Its been 5 weeks and yes some of this rang true ….cheers step meeting tonight
Almost 29 years sober and I really enjoyed this article. How did I do it? I kept coming to meetings, good sponsorship, and always kept my recovery in the number one slot. I still remember what Bud taste like and l also remember what it did to me and my family.
All those years, well done, great achievement but not always easy. 12 & a half years for me, difficult at times losing my mum & husband sadly but still got through it & now love life & have two beautiful little granddaughters, well worth it but u have to stay strong.
Keep this going it helped me …
Love this article……been having using thoughts all day…8 1/2 yrs clean, i even told a friend that i didnt care if i relapsed today that i was done…….i truely see a couple of these signs in my behavior lately.
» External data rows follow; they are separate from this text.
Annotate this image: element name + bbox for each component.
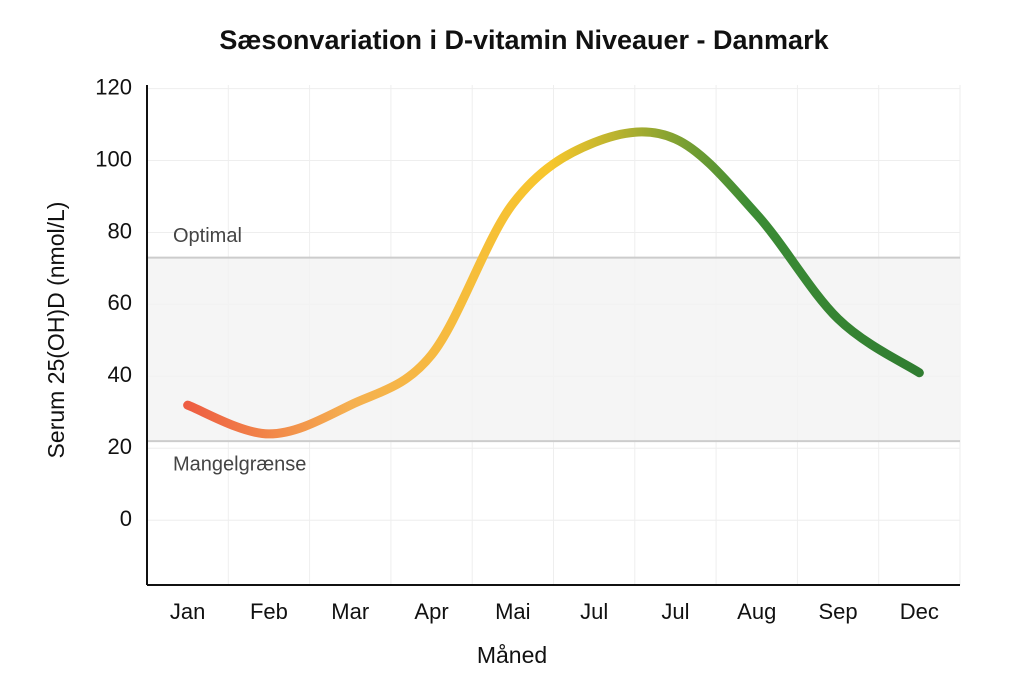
- x-tick-label: Sep: [818, 599, 857, 624]
- y-tick-label: 0: [120, 506, 132, 531]
- y-tick-label: 20: [108, 434, 132, 459]
- x-tick-label: Jan: [170, 599, 205, 624]
- y-tick-label: 100: [95, 146, 132, 171]
- x-tick-label: Dec: [900, 599, 939, 624]
- chart-title: Sæsonvariation i D-vitamin Niveauer - Da…: [219, 25, 829, 55]
- x-tick-label: Mai: [495, 599, 530, 624]
- x-tick-label: Apr: [414, 599, 448, 624]
- y-axis-label: Serum 25(OH)D (nmol/L): [43, 202, 69, 459]
- x-tick-label: Aug: [737, 599, 776, 624]
- y-tick-label: 40: [108, 362, 132, 387]
- band-label: Mangelgrænse: [173, 453, 306, 475]
- x-axis-label: Måned: [477, 642, 547, 668]
- x-tick-label: Jul: [661, 599, 689, 624]
- x-tick-label: Mar: [331, 599, 369, 624]
- y-tick-label: 120: [95, 74, 132, 99]
- y-tick-label: 60: [108, 290, 132, 315]
- y-tick-label: 80: [108, 218, 132, 243]
- optimal-range: [147, 257, 960, 442]
- line: [183, 127, 924, 439]
- x-tick-label: Feb: [250, 599, 288, 624]
- band-label: Optimal: [173, 225, 242, 247]
- x-tick-label: Jul: [580, 599, 608, 624]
2 months sober I was having using thoughts. It got really bad and i decided to relapse. Since I was thinking about using, I thought it meant I wanted to get high. I was visiting my parents and snuck into my mom’s room. The whole time I kepts telling myself that I didn’t want to do this. I took some pills out of her prescription bottle. I had them in my hand and kept thinking how i didnt want them. I ended up telling my dad and gave them to him to give back to my mom 30 minutes later. Looking back I realize that I had given my thoughts power over me. I didnt want to take the pills, but I stole them from my mom anyways because I was thinking about it. I thought that thinking about getting high meant that I wanted to get high. A thought is a thought. It doesn’t have to control you! I would think about using and believe that I was gonna use and that something must be wrong with me, but then I learned the difference between a thought and a craving. A thought doesn’t have to mean anything. Just remember that you are stronger than your thoughts. You do not have to act on them. Now if I think about using I tell myself “It’s just a thought. It doesn’t mean anything” and it goes away. Usually I’d think about using and freak out and start obsessing. Please go to a meeting and share with others there about your current struggles. An addict alone is in bad company. Stay strong!
Thank you it’s a helpful article. I do see myself in these signs. I was defensive when other members pointed this out. I certainly dont want to relapse. I have to keep putting in the time and effort.
I have 6 years clean and sober, I think about my past daily and pray to be a better person tomorrow than I was today every night.
The people like us wanna know the secret..The secret is truthfully,lovingly and with a broken heart ask for God to take your obsession away, The work in return of the miracle is up to us.
Meetings, sponsoring,sponseeing humbly and being real. I play my worst days tape back until my mind remembers where I never want to be again.
I’m constantly challenged but I let go. Letting go means hitting your knees. We are different but we are a family of people that can only keep what we have by giving it away. If your on day one, just ask and you will receive. Not until I did that very thing I spoke of did I become a new person. You will feel pure love and a knowledge you can’t explain.
Will you still think about going back out, yep, everyday. The cool thing is you have a choice now because you know now.
6 years going on Life
Is better than one day of pain and maybe dying. Lost everything but got it back in ways I can’t illustrate.
Love to all
I’m trying but i keep relapsing… My husbands suicide is now killing me cuz idc anymore… My nights r filled with nightmares but I need 2 put the bottle down! My kids need me n I can’t die with him! I’m only 30
When my dad died, I thought here is my chance, when my son was abused by his ex step dad I said let’s go. When I lost 19 good Firefighter friends I was ready to go.
I didn’t. Whatever power that is your higher power may be, call to it, him, her.
I promise you a broken heart does not go unheard.
Much love to all
Thanks for the knowledge you’ve shared for continuing recovery..God bless!